Evidence of increased hydrodynamic retention in the spawning grounds of large pelagic fishes in the western Mediterranean

Hydrography shapes the reproductive and early life ecology of migratory large pelagics such as Atlantic bluefin tuna. While their spawning grounds have traditionally been linked to areas with suitable temperature, low productivity, and moderate surface mixing, other oceanographic processes are likely crucial to ensure that early life stages remain in favorable habitats. We hypothesize that retentive oceanographic patterns are a defining feature of these spawning areas, distinguishing them from surrounding regions. To test this hypothesis, we first evaluated the skill of a high-resolution, data-assimilative hydrodynamic model to represent the ocean surface circulation around the Balearic Islands, where the main spawning ground of the Western Mediterranean is located.
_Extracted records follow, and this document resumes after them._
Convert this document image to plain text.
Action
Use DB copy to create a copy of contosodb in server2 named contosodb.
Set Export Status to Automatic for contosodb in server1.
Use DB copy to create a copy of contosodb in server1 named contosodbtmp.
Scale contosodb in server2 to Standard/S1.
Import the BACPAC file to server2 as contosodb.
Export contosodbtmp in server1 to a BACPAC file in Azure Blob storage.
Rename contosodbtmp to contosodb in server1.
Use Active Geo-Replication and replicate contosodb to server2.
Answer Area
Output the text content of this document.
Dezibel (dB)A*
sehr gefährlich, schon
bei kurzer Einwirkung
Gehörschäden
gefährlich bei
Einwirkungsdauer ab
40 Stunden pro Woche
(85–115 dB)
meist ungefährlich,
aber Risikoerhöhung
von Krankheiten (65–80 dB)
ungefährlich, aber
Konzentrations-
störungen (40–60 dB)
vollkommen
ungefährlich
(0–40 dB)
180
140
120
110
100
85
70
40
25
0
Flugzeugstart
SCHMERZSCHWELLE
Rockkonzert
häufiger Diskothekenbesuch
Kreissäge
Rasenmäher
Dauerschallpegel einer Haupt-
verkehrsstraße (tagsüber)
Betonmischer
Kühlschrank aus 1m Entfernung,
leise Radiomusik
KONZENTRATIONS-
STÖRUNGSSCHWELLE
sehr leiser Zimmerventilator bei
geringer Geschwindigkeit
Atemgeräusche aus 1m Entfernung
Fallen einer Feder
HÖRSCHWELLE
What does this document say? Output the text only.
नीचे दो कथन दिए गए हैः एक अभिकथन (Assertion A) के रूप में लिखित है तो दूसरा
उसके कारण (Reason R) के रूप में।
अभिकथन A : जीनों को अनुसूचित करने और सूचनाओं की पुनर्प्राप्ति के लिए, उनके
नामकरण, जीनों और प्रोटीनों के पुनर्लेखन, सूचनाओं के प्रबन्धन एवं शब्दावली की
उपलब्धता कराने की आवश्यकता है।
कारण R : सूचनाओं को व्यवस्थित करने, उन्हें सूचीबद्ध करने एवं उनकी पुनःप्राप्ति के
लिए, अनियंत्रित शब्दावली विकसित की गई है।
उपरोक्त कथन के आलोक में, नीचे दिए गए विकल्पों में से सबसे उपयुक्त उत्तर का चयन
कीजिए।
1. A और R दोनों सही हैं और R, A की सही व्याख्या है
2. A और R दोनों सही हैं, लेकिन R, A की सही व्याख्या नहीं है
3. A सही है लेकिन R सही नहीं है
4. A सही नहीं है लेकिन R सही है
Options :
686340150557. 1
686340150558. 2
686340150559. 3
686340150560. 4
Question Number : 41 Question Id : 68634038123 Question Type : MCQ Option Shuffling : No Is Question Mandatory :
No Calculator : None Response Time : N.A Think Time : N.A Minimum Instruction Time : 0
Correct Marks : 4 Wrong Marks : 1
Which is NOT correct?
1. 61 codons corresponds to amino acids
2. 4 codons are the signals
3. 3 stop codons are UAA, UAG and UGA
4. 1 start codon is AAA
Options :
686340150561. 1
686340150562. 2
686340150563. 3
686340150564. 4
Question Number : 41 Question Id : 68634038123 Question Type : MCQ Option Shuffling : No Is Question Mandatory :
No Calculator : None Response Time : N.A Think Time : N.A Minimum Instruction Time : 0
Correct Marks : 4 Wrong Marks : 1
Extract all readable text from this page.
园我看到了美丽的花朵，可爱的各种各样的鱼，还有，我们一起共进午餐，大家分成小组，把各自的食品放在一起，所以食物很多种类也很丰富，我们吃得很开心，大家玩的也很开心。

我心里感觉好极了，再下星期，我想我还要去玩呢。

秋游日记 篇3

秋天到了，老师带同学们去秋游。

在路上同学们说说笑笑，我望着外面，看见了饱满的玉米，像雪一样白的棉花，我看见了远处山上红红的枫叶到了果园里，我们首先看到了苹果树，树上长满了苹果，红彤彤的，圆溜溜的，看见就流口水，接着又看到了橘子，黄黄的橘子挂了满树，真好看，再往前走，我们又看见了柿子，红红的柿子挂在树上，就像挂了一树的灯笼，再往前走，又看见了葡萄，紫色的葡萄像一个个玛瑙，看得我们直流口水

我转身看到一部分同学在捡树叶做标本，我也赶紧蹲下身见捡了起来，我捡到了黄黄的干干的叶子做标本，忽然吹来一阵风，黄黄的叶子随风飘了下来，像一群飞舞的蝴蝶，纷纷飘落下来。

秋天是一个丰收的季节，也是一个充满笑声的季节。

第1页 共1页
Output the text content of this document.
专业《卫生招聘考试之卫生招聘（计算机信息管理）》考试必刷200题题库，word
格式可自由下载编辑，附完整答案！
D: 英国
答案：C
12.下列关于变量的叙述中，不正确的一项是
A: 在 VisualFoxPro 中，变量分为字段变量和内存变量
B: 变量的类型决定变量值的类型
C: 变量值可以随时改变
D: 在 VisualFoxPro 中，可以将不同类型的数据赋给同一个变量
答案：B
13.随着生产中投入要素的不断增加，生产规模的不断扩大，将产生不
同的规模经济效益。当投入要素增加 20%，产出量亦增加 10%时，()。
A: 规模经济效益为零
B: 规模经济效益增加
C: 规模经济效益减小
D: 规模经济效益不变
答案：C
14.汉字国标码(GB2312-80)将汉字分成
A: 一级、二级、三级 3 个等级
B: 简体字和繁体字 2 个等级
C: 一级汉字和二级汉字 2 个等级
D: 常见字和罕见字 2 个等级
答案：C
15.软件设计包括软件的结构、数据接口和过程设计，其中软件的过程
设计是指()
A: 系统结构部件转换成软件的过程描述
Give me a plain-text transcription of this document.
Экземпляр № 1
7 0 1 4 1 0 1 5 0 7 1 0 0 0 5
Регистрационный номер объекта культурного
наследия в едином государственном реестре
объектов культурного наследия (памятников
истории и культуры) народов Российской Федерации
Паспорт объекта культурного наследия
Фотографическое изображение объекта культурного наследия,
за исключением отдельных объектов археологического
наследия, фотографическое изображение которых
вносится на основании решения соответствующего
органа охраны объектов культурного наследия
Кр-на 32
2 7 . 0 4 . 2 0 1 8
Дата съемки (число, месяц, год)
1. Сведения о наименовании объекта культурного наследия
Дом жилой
We then used Lagrangian particle tracking to investigate retention and dispersion patterns at the regional scale during the reproductive season of Atlantic bluefin tuna, albacore tuna, and swordfish. Retention and dispersion analyses revealed that, during the reproductive season, surface circulation favors particle transport towards the spawning ground, where particles tend to remain. This shows that the Western Mediterranean spawning ground is governed by basin-scale hydrodynamic regimes that aggregate particles from neighboring regions, providing a mechanistic basis for their persistence over time despite occasional anomalous years.